In table tennis the first player to score 21 points wins. Service alternates between the two players
every 5 points. A players can score points both during his service and his opponent’s service.
Doshi beat Venkat 21–16 in a game, 24 of the 37 points played were won by the player serving.
Who served first?
1] Doshi 2] Venkat 3] Indeterminate 4] Inconsistent data


Cheers
Amit

[coolkunal]

Hi,

I was trying the Red/Blue Hat problem. I think the answer should be 12 days. My reasoning goes something like this:

Case (i):

Consider a scenario wherein there were only 2 gauls (say R1 and R2) wearing Red Hats. In that case:

On day 1: R1 and R2 turn up at the party.

R1 thinks R2 is the only person wearing a Red Hat and will not turn up on Day 2.
R2 thinks R1 is the only person wearing a Red Hat and will not turn up on Day 2.

On Day 2: R1 and R2 turn up again at the party.

R1 knows that if R2 was the only person wearing a Red Hat, then he would not have seen anyone else wearing a Red Hat on Day 1 and would not have turned up on Day 2. Same is the case with R2.

So, they can both conclude that there are 2 people wearing a Red Hat. Now, they can see all the other gauls. None of them are wearing a Red Hat. So, it becomes obvious to them that they are the ones wearing a Red Hat, and they will not turn up for the party on Day 3.


Case (ii):

Consider a scenario wherein there were 3 gauls (say R1,R2 and R3) wearing Red Hats. In that case:

On day 1: R1,R2 and R3 turn up at the party.

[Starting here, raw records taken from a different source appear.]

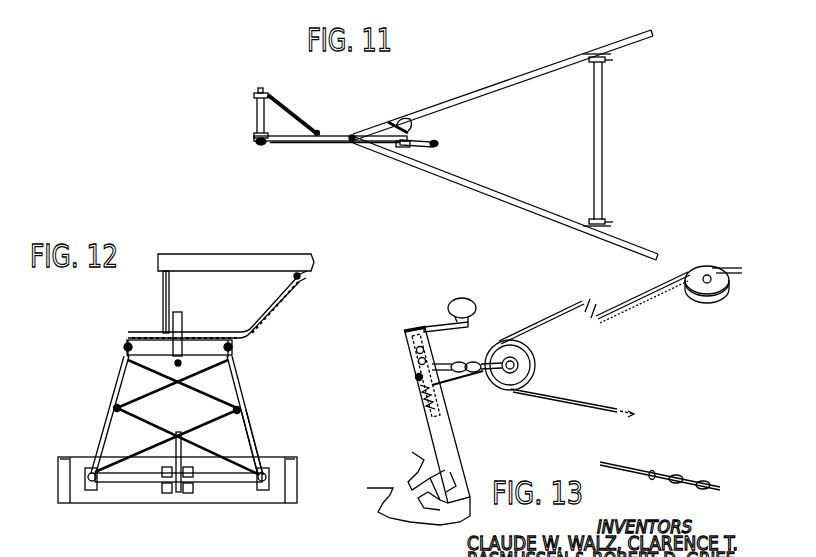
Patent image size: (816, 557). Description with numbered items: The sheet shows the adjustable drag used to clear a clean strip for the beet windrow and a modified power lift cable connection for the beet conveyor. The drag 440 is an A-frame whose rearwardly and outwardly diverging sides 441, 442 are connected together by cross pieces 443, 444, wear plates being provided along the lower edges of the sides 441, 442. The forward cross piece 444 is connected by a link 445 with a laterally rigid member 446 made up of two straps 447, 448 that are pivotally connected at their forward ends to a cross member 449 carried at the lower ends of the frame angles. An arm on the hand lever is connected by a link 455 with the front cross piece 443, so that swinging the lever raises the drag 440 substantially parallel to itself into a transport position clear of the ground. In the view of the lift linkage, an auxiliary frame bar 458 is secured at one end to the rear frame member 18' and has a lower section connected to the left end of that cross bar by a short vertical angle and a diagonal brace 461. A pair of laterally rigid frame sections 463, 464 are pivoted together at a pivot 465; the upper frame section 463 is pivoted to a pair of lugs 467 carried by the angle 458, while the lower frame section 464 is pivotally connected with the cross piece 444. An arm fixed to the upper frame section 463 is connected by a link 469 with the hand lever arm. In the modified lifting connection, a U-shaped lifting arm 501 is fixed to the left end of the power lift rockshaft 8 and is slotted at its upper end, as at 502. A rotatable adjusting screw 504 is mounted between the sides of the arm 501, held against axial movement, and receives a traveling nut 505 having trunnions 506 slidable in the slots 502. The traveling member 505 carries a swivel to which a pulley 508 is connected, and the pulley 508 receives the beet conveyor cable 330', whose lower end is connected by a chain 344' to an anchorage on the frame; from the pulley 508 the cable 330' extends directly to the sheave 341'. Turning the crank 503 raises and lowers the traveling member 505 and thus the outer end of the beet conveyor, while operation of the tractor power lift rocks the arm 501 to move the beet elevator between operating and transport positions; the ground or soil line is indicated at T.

In FIG. 11, the side 441 is at (510, 83).
In FIG. 12, the side 441 is at (275, 466).
In FIG. 11, the side 442 is at (485, 190).
In FIG. 12, the side 442 is at (75, 463).
In FIG. 11, the front cross piece 443 is at (405, 125).
In FIG. 11, the forward cross piece 444 is at (598, 112).
In FIG. 12, the forward cross piece 444 is at (215, 482).
In FIG. 11, the link 445 is at (349, 135).
In FIG. 12, the link 445 is at (176, 436).
In FIG. 11, the laterally rigid member 446 is at (280, 148).
In FIG. 11, the strap 447 is at (298, 143).
In FIG. 11, the strap 448 is at (290, 117).
In FIG. 11, the cross member 449 is at (257, 116).
In FIG. 11, the link 455 is at (426, 142).
In FIG. 12, the rear frame member 18' is at (236, 242).
In FIG. 12, the diagonal brace 461 is at (160, 300).
In FIG. 12, the auxiliary frame bar 458 is at (208, 336).
In FIG. 12, the link 469 is at (183, 318).
In FIG. 12, the lugs 467 is at (125, 349).
In FIG. 12, the upper frame section 463 is at (242, 380).
In FIG. 12, the lower frame section 464 is at (251, 432).
In FIG. 12, the pivot 465 is at (114, 408).
In FIG. 12, the drag 440 is at (118, 507).
In FIG. 13, the crank 503 is at (445, 325).
In FIG. 13, the U-shaped lifting arm 501 is at (432, 428).
In FIG. 13, the slot 502 is at (425, 364).
In FIG. 13, the adjusting screw 504 is at (441, 397).
In FIG. 13, the traveling nut 505 is at (417, 395).
In FIG. 13, the trunnions 506 is at (414, 380).
In FIG. 13, the pulley 508 is at (527, 363).
In FIG. 13, the beet conveyor cable 330' is at (594, 341).
In FIG. 13, the sheave 341' is at (705, 305).
In FIG. 13, the chain 344' is at (660, 463).
In FIG. 13, the soil surface T is at (378, 485).
In FIG. 13, the power lift rockshaft 8 is at (420, 496).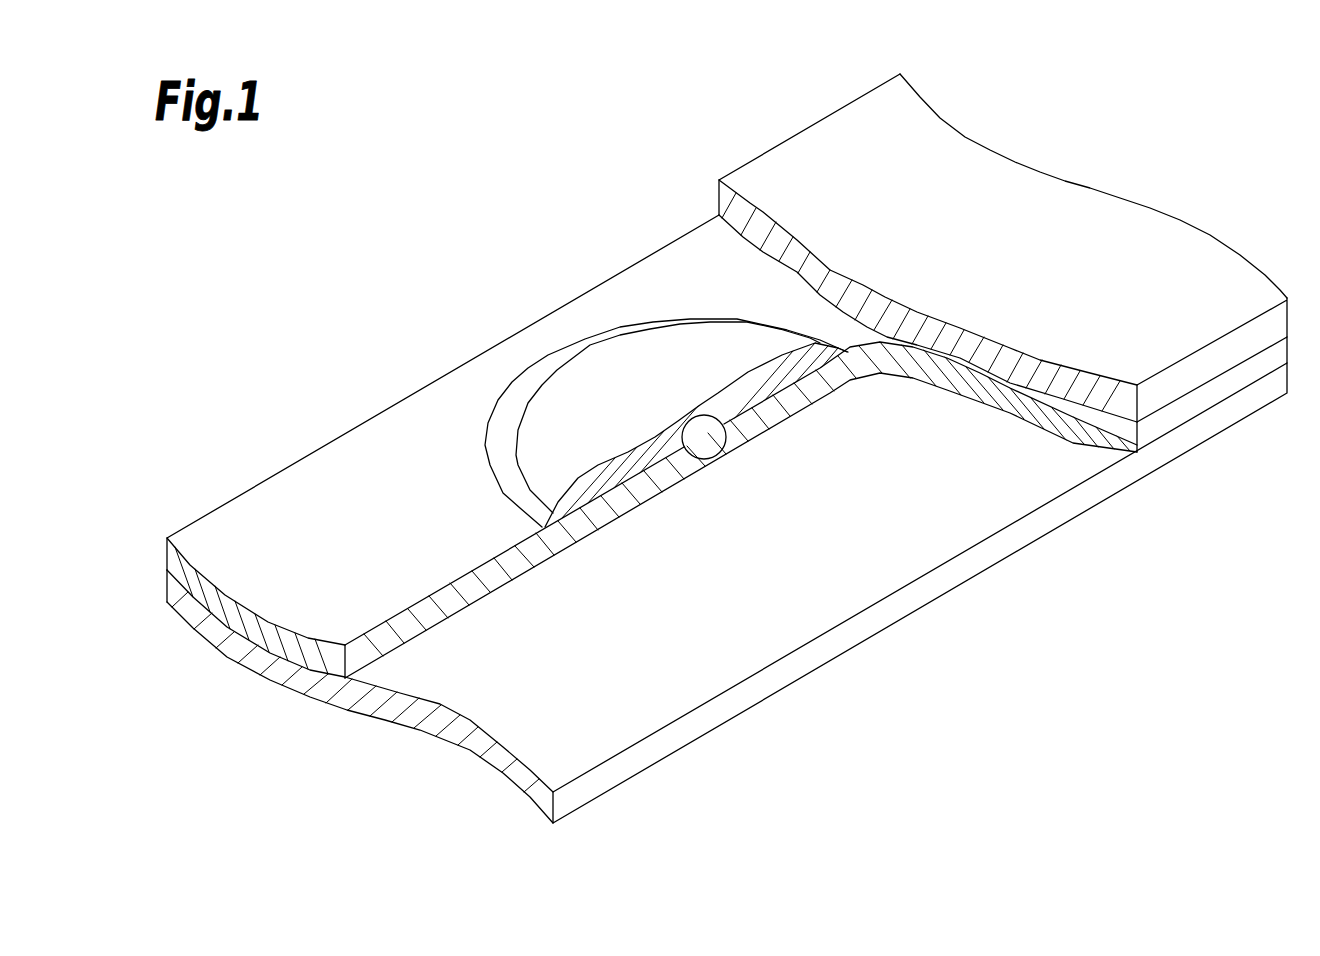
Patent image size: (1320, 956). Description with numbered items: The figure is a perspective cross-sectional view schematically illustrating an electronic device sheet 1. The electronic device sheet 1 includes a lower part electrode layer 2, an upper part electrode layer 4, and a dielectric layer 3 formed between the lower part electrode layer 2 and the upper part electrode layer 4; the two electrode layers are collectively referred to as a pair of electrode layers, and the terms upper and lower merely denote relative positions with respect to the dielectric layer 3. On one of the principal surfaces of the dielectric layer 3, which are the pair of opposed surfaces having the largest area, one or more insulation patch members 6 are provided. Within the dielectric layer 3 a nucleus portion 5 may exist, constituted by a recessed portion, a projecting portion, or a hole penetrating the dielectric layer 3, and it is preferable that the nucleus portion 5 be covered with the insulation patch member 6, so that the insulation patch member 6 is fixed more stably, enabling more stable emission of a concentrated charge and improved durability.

The electronic device sheet 1 is at (428, 199).
The lower part electrode layer 2 is at (745, 645).
The dielectric layer 3 is at (328, 492).
The upper part electrode layer 4 is at (1120, 227).
The nucleus portion 5 is at (703, 433).
The insulation patch member 6 is at (568, 398).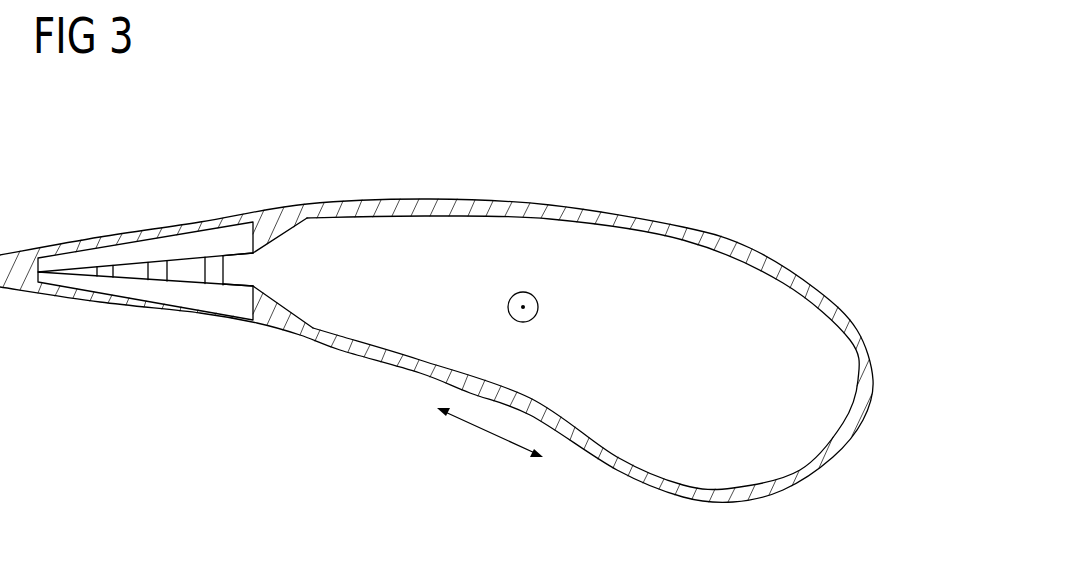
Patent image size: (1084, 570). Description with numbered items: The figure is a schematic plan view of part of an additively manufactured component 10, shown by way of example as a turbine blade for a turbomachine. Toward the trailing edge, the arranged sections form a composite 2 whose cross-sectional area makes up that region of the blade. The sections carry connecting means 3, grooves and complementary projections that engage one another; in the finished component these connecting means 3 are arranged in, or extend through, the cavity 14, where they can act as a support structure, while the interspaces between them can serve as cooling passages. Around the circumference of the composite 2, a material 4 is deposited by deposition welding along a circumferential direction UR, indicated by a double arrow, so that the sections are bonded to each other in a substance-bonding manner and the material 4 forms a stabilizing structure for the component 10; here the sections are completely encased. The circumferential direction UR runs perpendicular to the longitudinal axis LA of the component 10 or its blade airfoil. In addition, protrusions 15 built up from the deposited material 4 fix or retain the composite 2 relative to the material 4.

The component 10 is at (453, 128).
The material 4 is at (675, 228).
The composite 2 is at (75, 260).
The connecting means 3 is at (158, 273).
The cavity 14 is at (240, 273).
The protrusions 15 is at (283, 233).
The longitudinal axis LA is at (523, 307).
The circumferential direction UR is at (480, 428).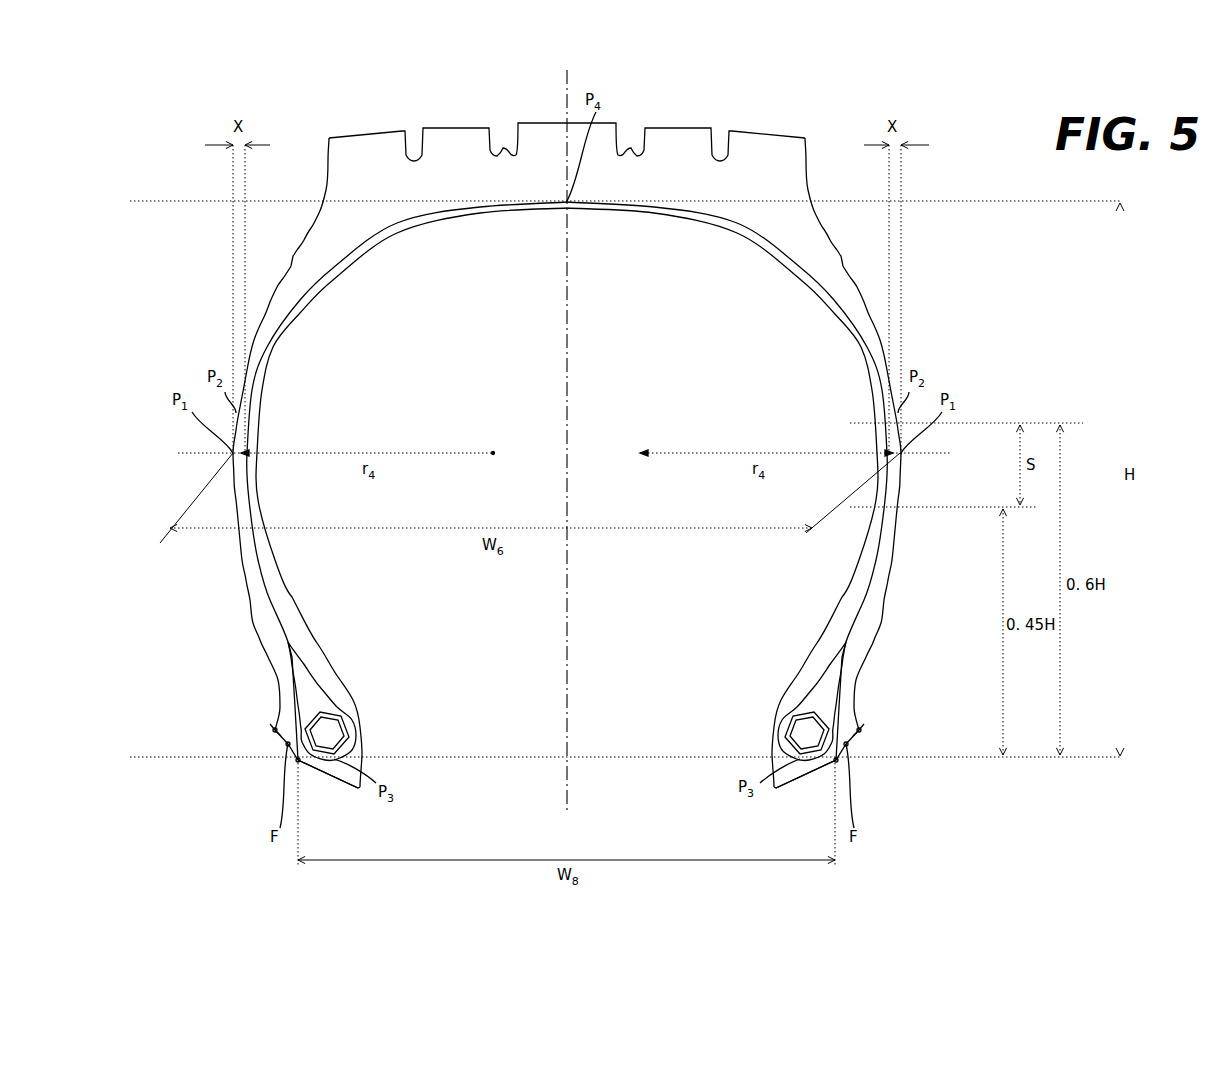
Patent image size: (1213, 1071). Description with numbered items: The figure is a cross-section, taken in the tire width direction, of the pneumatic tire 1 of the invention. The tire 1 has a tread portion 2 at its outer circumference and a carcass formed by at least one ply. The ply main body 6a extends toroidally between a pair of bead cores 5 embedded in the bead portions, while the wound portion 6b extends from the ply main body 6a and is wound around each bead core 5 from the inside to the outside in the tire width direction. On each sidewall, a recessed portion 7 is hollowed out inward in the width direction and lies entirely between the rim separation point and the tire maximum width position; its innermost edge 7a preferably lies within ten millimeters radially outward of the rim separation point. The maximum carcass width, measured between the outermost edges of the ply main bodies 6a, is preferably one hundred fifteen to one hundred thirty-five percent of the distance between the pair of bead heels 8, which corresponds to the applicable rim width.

The tire 1 is at (310, 128).
The tread portion 2 is at (464, 127).
The bead core 5 is at (332, 733).
The ply main body 6a is at (258, 403).
The wound portion 6b is at (322, 697).
The recessed portion 7 is at (263, 691).
The innermost edge of the recessed portion 7a is at (275, 730).
The bead heel 8 is at (303, 774).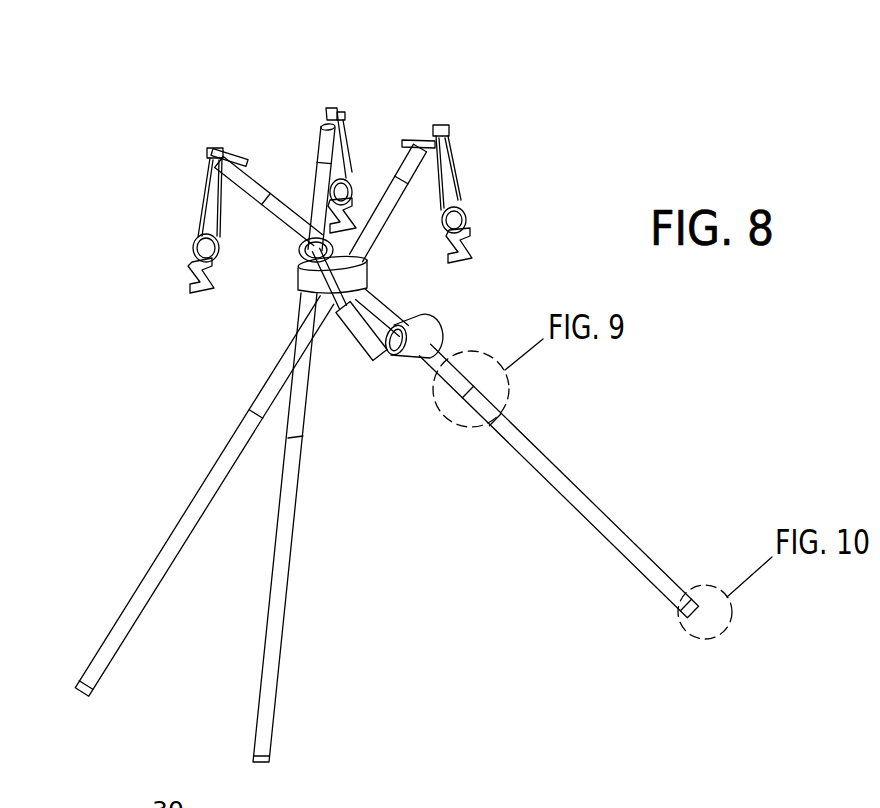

R1 thinks (R2 and R3) are the only people wearing a Red at and he knows that it will take them 2 days to realize the situation (based on the reasoning above). So, they will not turn up from Day 3 onwards. Ditto is the case with R2 and R3.

On day 2: R1,R2 and R3 turn up at the party (as expected).

On day 3: R1,R2 and R3 turn up at the party (again).

Now, R1 knows that there are definitely more than 2 gauls wearing Red Hats, since R2 and R3 have come to the party contrary to his expectations. Since he can see all the other gauls wearing a Blue Hat, he can conclude that he is wearing a Red Hat.

Ditto is the case for R2 and R3. The 3 of them don't turn up for the party after day 3.


As can be seen; for 2 Gauls, it takes 2 days and for 3 gauls it takes 3 days. Extending the concept, I would go with the answer that for 12 gauls it would take 12 days to realize that they are wearing red hats.

Please let me know if i've missed something somewhere.

[coolkunal]

Quote:

Originally Posted by Amit@Career_Avenues

Qn 2.
This question is from an old CAT paper. Classical as well as elegant solutions would be entertained.

In table tennis the first player to score 21 points wins. Service alternates between the two players
every 5 points. A players can score points both during his service and his opponent’s service.
Doshi beat Venkat 21–16 in a game, 24 of the 37 points played were won by the player serving.
Who served first?
1] Doshi 2] Venkat 3] Indeterminate 4] Inconsistent data


Cheers
Amit

I think the answer to this one has to be (1) - Doshi.
I considered 2 scenarios: First, where Doshi (D) starts the game and Second, wherein Venkat (V) starts the game.
Case (i): Doshi Starts the game

Serve By / Lost / Won / Doshi-Venkat Score at this point
D , 0 , 5 , 5-0
V , 0 , 5 , 5-5
D , 0 , 5 , 10-5
V , 0 , 5 , 10-10
D , 5 , 0 , 10-15
V , 5 , 0 , 15-15
D , 1 , 4 , 19-16
V , 2 , 0 , 21-16

For the second scenario, I could not find a combination which satisfies all the given criteria. I know that this is a very crude way of attacking a CAT problem, but at this odd hour couldn't think of anything else. I could possibly even be wrong, and the answer could be (3).